Developing new seed suited to a specific region can take years. A faster route to market is to test available varieties for suitability in local conditions. Seed companies work with local farmers in different regions to test the quality of seeds and the crops they produce in terms of growth and yield stability, transportability and shelf life.
The Japanese vegetable seed company Sakata is testing hybrid varieties for suitability for the West African market. Emmanuel Dieng is the local agronomist performing the variety trials in Senegal. He tests varieties of crops such as cabbage, onion and carrots in various locations. “Of course I look at growing criteria such as time to market. But we also look into introducing new varieties that broaden the choice for local consumers, such as more juicy carrots,” Dieng explains.
Emmanuel Dieng shows two different onion varieties. The variety on the right requires long hours of sunlight to form a bulb and so does not grow well during the winter months in this particular region. The variety on the left requires less time to mature and thus less investment in terms of labor costs and irrigation. According to Dieng, “These are important criteria farmers look at when adopting new varieties”.
Khalifa Gueye owns a seed shop in Keur Abdou Ndoye and works closely together with Dieng in introducing new varieties to the Senegalese market. He uses Sakata varieties in his own field because he is convinced they are superior to other available varieties, in part due to shelf life and transportability. Gays Gueye: “I sometimes take my customers to my field to show them the quality of the produce. Farmers like to see what they get.”

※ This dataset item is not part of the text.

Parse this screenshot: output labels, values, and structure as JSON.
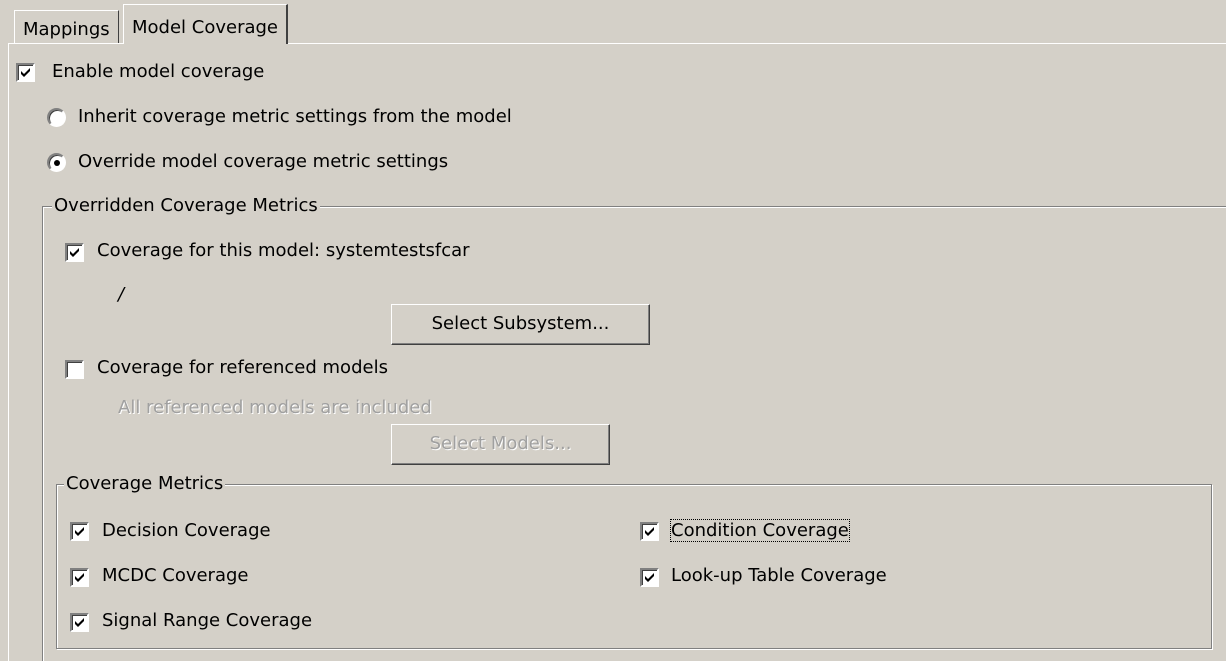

Shelf life and transportability are important for farmers taking tomatoes to market, as can be seen in this comparison between the Sakata variety (left) and a variety from another brand (right). Dieng: “Farmers like to see the quality of the product. Apart from our variety testing, it often takes an additional season of working with lead farmers such as Khalifa to convince other farmers of the superior quality of the seeds we offer”.